- Born: 21 March 1943 Taihoku, Taiwan, Empire of Japan
- Died: 22 April 2017 (aged 74) Kaohsiung, Taiwan
- Employer(s): Broadcasting Corporation of China China Television
- Children: Lee Fang-yi
- Awards: Golden Bell Awards

= Lee Chi-chun =

Taiwanese radio and television presenter

Lee Chi-chun (李季準 (Lǐ Jìzhǔn); 21 March 1943 – 22 April 2017) was a Taiwanese radio and television presenter.

Born and raised in Keelung, Lee's career in radio journalism was interrupted by compulsory military service. He began working for the Broadcasting Corporation of China in 1968. Known for his deep voice and longtime association with the BCC, Lee spent the end of his career with China Television.

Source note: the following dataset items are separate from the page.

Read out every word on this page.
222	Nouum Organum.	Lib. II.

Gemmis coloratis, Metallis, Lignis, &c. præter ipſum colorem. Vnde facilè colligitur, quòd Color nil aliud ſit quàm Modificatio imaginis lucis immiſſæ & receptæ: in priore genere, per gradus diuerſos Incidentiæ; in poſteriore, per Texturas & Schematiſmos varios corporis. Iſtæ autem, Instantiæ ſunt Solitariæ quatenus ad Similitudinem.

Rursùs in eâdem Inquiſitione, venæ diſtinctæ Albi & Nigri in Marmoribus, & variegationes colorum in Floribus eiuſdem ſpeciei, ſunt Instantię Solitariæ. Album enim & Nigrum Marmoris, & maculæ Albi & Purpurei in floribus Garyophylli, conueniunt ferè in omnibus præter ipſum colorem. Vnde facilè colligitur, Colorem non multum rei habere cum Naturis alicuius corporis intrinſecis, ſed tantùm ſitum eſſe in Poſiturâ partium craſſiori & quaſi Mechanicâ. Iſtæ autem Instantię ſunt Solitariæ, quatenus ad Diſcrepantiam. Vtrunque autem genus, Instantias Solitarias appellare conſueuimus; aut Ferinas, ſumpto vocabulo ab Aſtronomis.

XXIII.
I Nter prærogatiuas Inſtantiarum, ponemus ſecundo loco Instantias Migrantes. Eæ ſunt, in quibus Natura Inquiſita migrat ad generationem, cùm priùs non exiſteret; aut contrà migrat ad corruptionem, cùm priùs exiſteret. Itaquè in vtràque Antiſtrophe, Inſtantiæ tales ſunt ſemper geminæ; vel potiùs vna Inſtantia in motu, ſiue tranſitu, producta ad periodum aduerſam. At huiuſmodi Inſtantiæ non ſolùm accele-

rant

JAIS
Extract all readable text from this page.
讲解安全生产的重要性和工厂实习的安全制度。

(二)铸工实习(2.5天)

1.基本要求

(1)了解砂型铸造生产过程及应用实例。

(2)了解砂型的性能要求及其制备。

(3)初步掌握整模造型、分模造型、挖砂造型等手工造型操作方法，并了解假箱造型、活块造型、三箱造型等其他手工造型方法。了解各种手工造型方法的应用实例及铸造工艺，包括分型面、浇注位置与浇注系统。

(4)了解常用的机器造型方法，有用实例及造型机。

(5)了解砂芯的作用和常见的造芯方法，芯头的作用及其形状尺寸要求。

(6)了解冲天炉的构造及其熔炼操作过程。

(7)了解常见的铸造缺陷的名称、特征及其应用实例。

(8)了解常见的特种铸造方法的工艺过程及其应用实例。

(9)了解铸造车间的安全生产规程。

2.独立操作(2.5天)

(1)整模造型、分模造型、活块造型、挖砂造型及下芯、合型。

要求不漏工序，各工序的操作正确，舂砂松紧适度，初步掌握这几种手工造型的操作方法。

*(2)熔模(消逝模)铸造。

Lee won five Golden Bell Awards over the course of his career. He was diagnosed with dementia in 2013, and as a result, his daughter Lee Fang-yi accepted his final Golden Bell awarded for special contributions, in his stead. At the 2015 ceremony, she stated, "My father has dedicated himself to radio and it has been his life. Even though he has forgotten much, for him the most important thing is that his listeners still remember him." Before Lee died at home in Kaohsiung, aged 74 on 22 April 2017, he had already been hospitalized four times that year due to complications of pneumonia.